朱棣騰地站起身:“你這是什麽話?妙錦,我們到底是怎麽了?為什麽我們現在就不能像當初在王府時那樣呢?那時候你是那麽理解我,我們是那麽的默契,難道你都忘了嗎?”
“理解?是你一次又一次地誤會我,是你一次次地冤枉我,到底是我不理解你,還是你不理解我?”她哭喊質問道:“我們之間的默契,我們之間的信任,被你一次次地摔碎!你叫我拿什麽同你心意相通,默契相對?”
“徐妙錦!你真是不知好歹!”他氣急敗壞地吼道:“如今看來,你和那些深宮怨婦,有何差別?”
“深宮怨婦?”她苦苦笑道:“我的怨從何而來?從你親手殺了我們的骨肉而來,從你沒有一絲解釋就把我發配西北而來,從你背信棄義地封了達瓦而來,從你明明答應過我不會碰她,可她卻懷上你的孩子而來!!”她瘋狂一般喊著。
朱棣顫抖著嘴唇,怒望著眼前這個歇斯底裏的女子,滿心都是憤懣:“你到底想怎麽樣?”
一句話問得她啞口無言,隻是怔怔地傻笑,淚水如決堤河水翻湧而下,“我想怎麽樣?是啊,我想怎麽樣?我想時光倒轉,我想一切都不曾發生,我想為你生兒育女,和你白頭偕老,你明白嗎?”
她還想問問他,“我想知道,我的身份,可是你告訴達瓦的?”可是這句話,終究還是沒有說出口。
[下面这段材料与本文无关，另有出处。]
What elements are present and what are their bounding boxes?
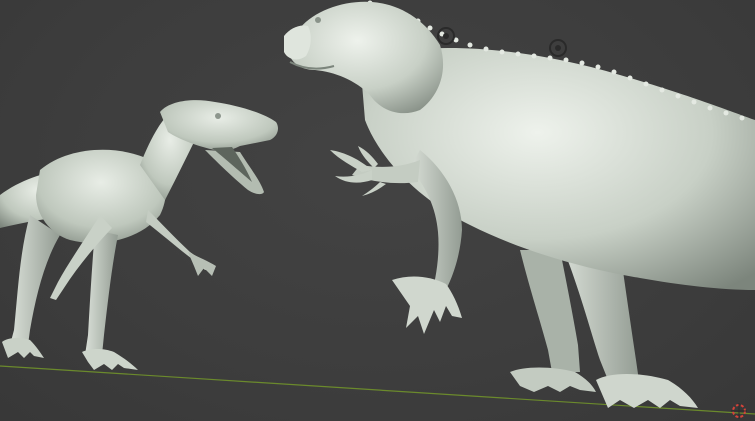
viewport-scene[interactable] <box>0 0 755 421</box>
3d-cursor-icon[interactable] <box>731 403 747 419</box>
small-dino-hand <box>188 252 216 276</box>
large-dinosaur-model[interactable] <box>284 0 755 409</box>
object-origin-icon[interactable] <box>549 39 567 57</box>
large-dino-mid-foot <box>510 367 596 392</box>
small-dino-back-foot <box>2 337 44 358</box>
large-dino-snout <box>284 25 311 60</box>
large-dino-front-hand <box>392 276 462 334</box>
small-dino-back-leg <box>10 215 60 345</box>
3d-viewport[interactable] <box>0 0 755 421</box>
small-dino-front-foot <box>82 349 138 370</box>
small-dinosaur-model[interactable] <box>0 100 278 370</box>
object-origin-icon[interactable] <box>437 27 455 45</box>
large-dino-eye <box>315 17 321 23</box>
large-dino-rear-foot <box>596 374 698 408</box>
small-dino-eye <box>215 113 221 119</box>
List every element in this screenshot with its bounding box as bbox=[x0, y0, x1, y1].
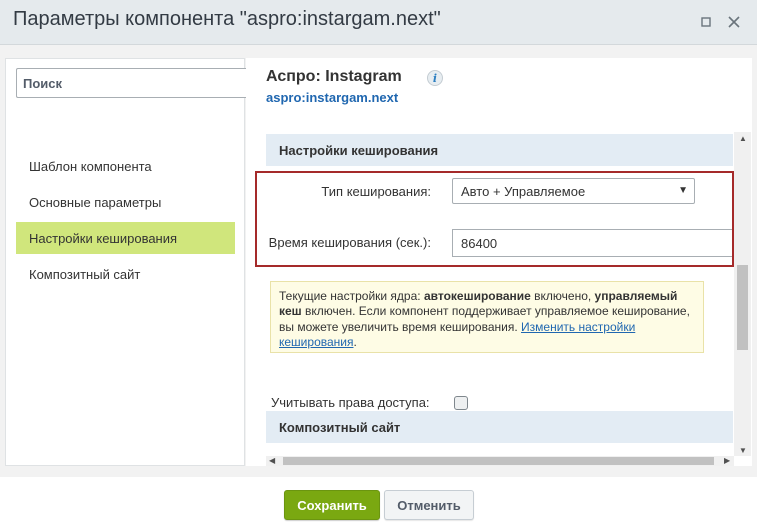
dialog-footer: Сохранить Отменить bbox=[0, 477, 757, 529]
sidebar-item-template[interactable]: Шаблон компонента bbox=[16, 150, 235, 182]
sidebar-item-composite[interactable]: Композитный сайт bbox=[16, 258, 235, 290]
search-input[interactable] bbox=[16, 68, 248, 98]
dropdown-arrow-icon: ▼ bbox=[678, 185, 688, 196]
scroll-down-icon[interactable]: ▼ bbox=[739, 446, 747, 455]
access-rights-checkbox[interactable] bbox=[454, 396, 468, 410]
section-header-caching[interactable]: Настройки кеширования bbox=[266, 134, 733, 166]
note-text-end: . bbox=[353, 335, 357, 350]
component-title: Аспро: Instagram bbox=[266, 68, 402, 85]
main-panel: Аспро: Instagram i aspro:instargam.next … bbox=[246, 58, 752, 466]
window-title: Параметры компонента "aspro:instargam.ne… bbox=[13, 8, 441, 30]
note-bold-autocache: автокеширование bbox=[423, 289, 531, 303]
note-text-1: Текущие настройки ядра: bbox=[279, 289, 424, 303]
cache-time-label: Время кеширования (сек.): bbox=[268, 235, 431, 250]
scroll-left-icon[interactable]: ◀ bbox=[269, 456, 275, 465]
note-text-2: включено, bbox=[530, 289, 595, 303]
window-titlebar: Параметры компонента "aspro:instargam.ne… bbox=[0, 0, 757, 45]
access-rights-label: Учитывать права доступа: bbox=[271, 395, 430, 410]
info-icon[interactable]: i bbox=[427, 70, 443, 86]
cache-time-input[interactable] bbox=[452, 229, 732, 257]
horizontal-scrollbar[interactable]: ◀ ▶ bbox=[266, 456, 734, 466]
cache-type-value: Авто + Управляемое bbox=[461, 183, 586, 199]
cache-info-note: Текущие настройки ядра: автокеширование … bbox=[270, 281, 704, 353]
horizontal-scroll-thumb[interactable] bbox=[283, 457, 714, 465]
component-code: aspro:instargam.next bbox=[266, 90, 399, 105]
sidebar: Шаблон компонента Основные параметры Нас… bbox=[5, 58, 248, 466]
save-button[interactable]: Сохранить bbox=[284, 490, 380, 520]
sidebar-item-caching[interactable]: Настройки кеширования bbox=[16, 222, 235, 254]
sidebar-item-main-params[interactable]: Основные параметры bbox=[16, 186, 235, 218]
cache-type-select[interactable]: Авто + Управляемое ▼ bbox=[452, 178, 695, 204]
cache-type-label: Тип кеширования: bbox=[321, 184, 431, 199]
scroll-right-icon[interactable]: ▶ bbox=[724, 456, 730, 465]
vertical-scroll-thumb[interactable] bbox=[737, 265, 748, 350]
cancel-button[interactable]: Отменить bbox=[384, 490, 474, 520]
dialog-body: Шаблон компонента Основные параметры Нас… bbox=[0, 45, 757, 477]
close-icon[interactable] bbox=[725, 13, 743, 31]
section-header-composite[interactable]: Композитный сайт bbox=[266, 411, 733, 443]
vertical-scrollbar[interactable]: ▲ ▼ bbox=[734, 132, 751, 456]
scroll-up-icon[interactable]: ▲ bbox=[739, 134, 747, 143]
maximize-icon[interactable] bbox=[697, 13, 715, 31]
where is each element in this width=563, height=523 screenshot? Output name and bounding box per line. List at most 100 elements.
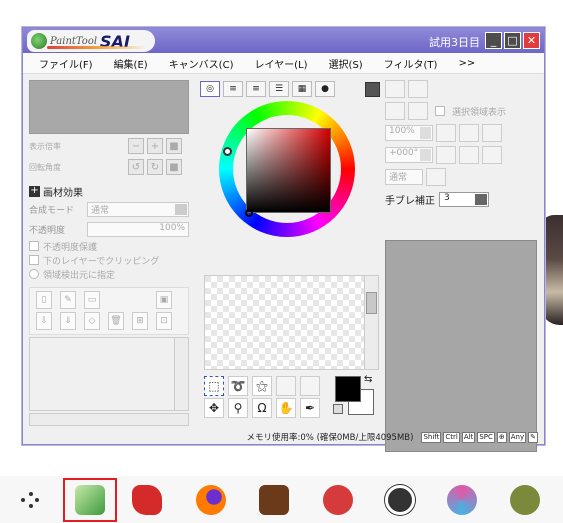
undo-icon[interactable]	[385, 80, 405, 98]
view-mode-select[interactable]: 通常	[385, 169, 423, 185]
layer-properties-icon[interactable]: ⊡	[156, 312, 172, 330]
space-key-indicator: SPC	[477, 431, 495, 443]
saturation-value-square[interactable]	[246, 128, 331, 213]
eyedropper-tool-icon[interactable]: ✒	[300, 398, 320, 418]
show-selection-label: 選択領域表示	[452, 107, 507, 118]
rotate-tool-icon[interactable]: Ω	[252, 398, 272, 418]
sv-cursor[interactable]	[245, 209, 253, 217]
pink-brush-app-button[interactable]	[442, 480, 482, 520]
obs-button[interactable]	[380, 480, 420, 520]
magic-wand-tool-icon[interactable]: ⚝	[252, 376, 272, 396]
scratchpad-scrollbar[interactable]	[364, 276, 378, 369]
expand-plus-icon[interactable]: +	[29, 186, 40, 197]
stabilizer-value: 3	[444, 193, 450, 203]
new-layer-icon[interactable]: ▯	[36, 291, 52, 309]
layer-list-hscrollbar[interactable]	[29, 413, 189, 426]
menu-more[interactable]: >>	[458, 58, 475, 69]
red-paint-app-button[interactable]	[127, 480, 167, 520]
brush-texture-section[interactable]: + 画材効果	[29, 184, 195, 199]
rgb-slider-tab[interactable]: ≡	[223, 81, 243, 97]
rotate-ccw-icon[interactable]	[436, 146, 456, 164]
toggle-panel-icon[interactable]	[365, 82, 380, 97]
clipping-row[interactable]: 下のレイヤーでクリッピング	[29, 253, 195, 267]
hsv-slider-tab[interactable]: ≡	[246, 81, 266, 97]
transfer-down-icon[interactable]: ⇩	[36, 312, 52, 330]
preserve-opacity-row[interactable]: 不透明度保護	[29, 239, 195, 253]
new-linework-layer-icon[interactable]: ✎	[60, 291, 76, 309]
flip-view-icon[interactable]	[426, 168, 446, 186]
preserve-opacity-checkbox[interactable]	[29, 241, 39, 251]
scratchpad-tab[interactable]: ●	[315, 81, 335, 97]
opacity-slider[interactable]: 100%	[87, 221, 189, 237]
left-panel: 表示倍率 − + ■ 回転角度 ↺ ↻ ■ + 画材効果 合成モード 通常 不透…	[29, 80, 195, 426]
close-button[interactable]: ✕	[523, 32, 540, 49]
zoom-plus-icon[interactable]	[459, 124, 479, 142]
merge-visible-icon[interactable]: ⊞	[132, 312, 148, 330]
scratchpad[interactable]	[204, 275, 379, 370]
new-folder-icon[interactable]: ▭	[84, 291, 100, 309]
scrollbar-thumb[interactable]	[366, 292, 377, 314]
minimize-button[interactable]: _	[485, 32, 502, 49]
zoom-out-icon[interactable]: −	[128, 138, 144, 154]
rotate-cw-icon[interactable]	[459, 146, 479, 164]
rect-select-tool-icon[interactable]: ⬚	[204, 376, 224, 396]
brown-app-button[interactable]	[254, 480, 294, 520]
merge-down-icon[interactable]: ⇓	[60, 312, 76, 330]
clear-layer-icon[interactable]: ◇	[84, 312, 100, 330]
layer-list-scrollbar[interactable]	[174, 338, 188, 410]
apps-launcher-button[interactable]	[9, 480, 49, 520]
red-triangle-app-icon	[323, 485, 353, 515]
rotate-right-icon[interactable]: ↻	[147, 159, 163, 175]
zoom-reset-icon[interactable]: ■	[166, 138, 182, 154]
title-bar[interactable]: PaintTool SAI 試用3日目 _ □ ✕	[23, 28, 544, 53]
clipping-checkbox[interactable]	[29, 255, 39, 265]
move-tool-icon[interactable]: ✥	[204, 398, 224, 418]
rotate-left-icon[interactable]: ↺	[128, 159, 144, 175]
menu-file[interactable]: ファイル(F)	[39, 56, 93, 71]
painttool-sai-icon	[75, 485, 105, 515]
menu-filter[interactable]: フィルタ(T)	[384, 56, 438, 71]
mixer-tab[interactable]: ☰	[269, 81, 289, 97]
rotate-zero-icon[interactable]	[482, 146, 502, 164]
zoom-tool-icon[interactable]: ⚲	[228, 398, 248, 418]
lasso-tool-icon[interactable]: ➰	[228, 376, 248, 396]
gimp-button[interactable]	[505, 480, 545, 520]
selection-source-radio[interactable]	[29, 269, 39, 279]
painttool-sai-taskbar-button[interactable]	[63, 478, 117, 522]
swatches-tab[interactable]: ▦	[292, 81, 312, 97]
angle-select[interactable]: +000°	[385, 147, 433, 163]
swap-colors-icon[interactable]: ⇆	[364, 374, 372, 385]
navigator-preview[interactable]	[29, 80, 189, 134]
hue-cursor[interactable]	[223, 147, 232, 156]
logo-swoosh	[47, 46, 147, 49]
deselect-icon[interactable]	[385, 102, 405, 120]
redo-icon[interactable]	[408, 80, 428, 98]
canvas-area[interactable]	[385, 240, 537, 452]
selection-source-row[interactable]: 領域検出元に指定	[29, 267, 195, 281]
color-tool-panel: ◎ ≡ ≡ ☰ ▦ ● ⬚ ➰ ⚝ ✥ ⚲ Ω ✋ ✒ ⇆	[200, 80, 379, 420]
menu-edit[interactable]: 編集(E)	[114, 56, 148, 71]
show-selection-checkbox[interactable]	[435, 106, 445, 116]
foreground-color-swatch[interactable]	[335, 376, 361, 402]
zoom-in-icon[interactable]: +	[147, 138, 163, 154]
delete-layer-icon[interactable]: 🗑	[108, 312, 124, 330]
menu-layer[interactable]: レイヤー(L)	[254, 56, 307, 71]
hand-tool-icon[interactable]: ✋	[276, 398, 296, 418]
menu-selection[interactable]: 選択(S)	[329, 56, 363, 71]
menu-canvas[interactable]: キャンバス(C)	[169, 56, 234, 71]
maximize-button[interactable]: □	[504, 32, 521, 49]
zoom-fit-icon[interactable]	[482, 124, 502, 142]
color-wheel-tab[interactable]: ◎	[200, 81, 220, 97]
zoom-select[interactable]: 100%	[385, 125, 433, 141]
stabilizer-select[interactable]: 3	[439, 192, 489, 207]
invert-selection-icon[interactable]	[408, 102, 428, 120]
blend-mode-select[interactable]: 通常	[87, 201, 189, 217]
layer-list[interactable]	[29, 337, 189, 411]
view-mode-value: 通常	[389, 173, 408, 183]
reset-colors-icon[interactable]	[333, 404, 343, 414]
zoom-minus-icon[interactable]	[436, 124, 456, 142]
rotate-reset-icon[interactable]: ■	[166, 159, 182, 175]
layer-mask-icon[interactable]: ▣	[156, 291, 172, 309]
firefox-button[interactable]	[191, 480, 231, 520]
red-triangle-app-button[interactable]	[318, 480, 358, 520]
他苦惱地長歎一聲,忍著心裏的怒意走上前,再次情深款款地將她擁在懷中道:“好,我們就當一切都沒發生過,和過去一樣,我們一起白頭偕老。”
她的心雖然還滴著血,可朱棣的這句話卻已經是一副及時的創傷藥,她抱住他的腰際哽咽道:“我從未想過要和你分開,可你為什麽總是要把我推開?我說過,除了你,我什麽都沒有了。”
“是我錯了,都是我的錯,妙錦,別哭了,我以後再也不會懷疑你,真的。朕以天子之名起誓,此生不再負你!”他微蹙眉頭凝視著她,情動之下深情相擁,一記熱吻足矣化解千世宿怨。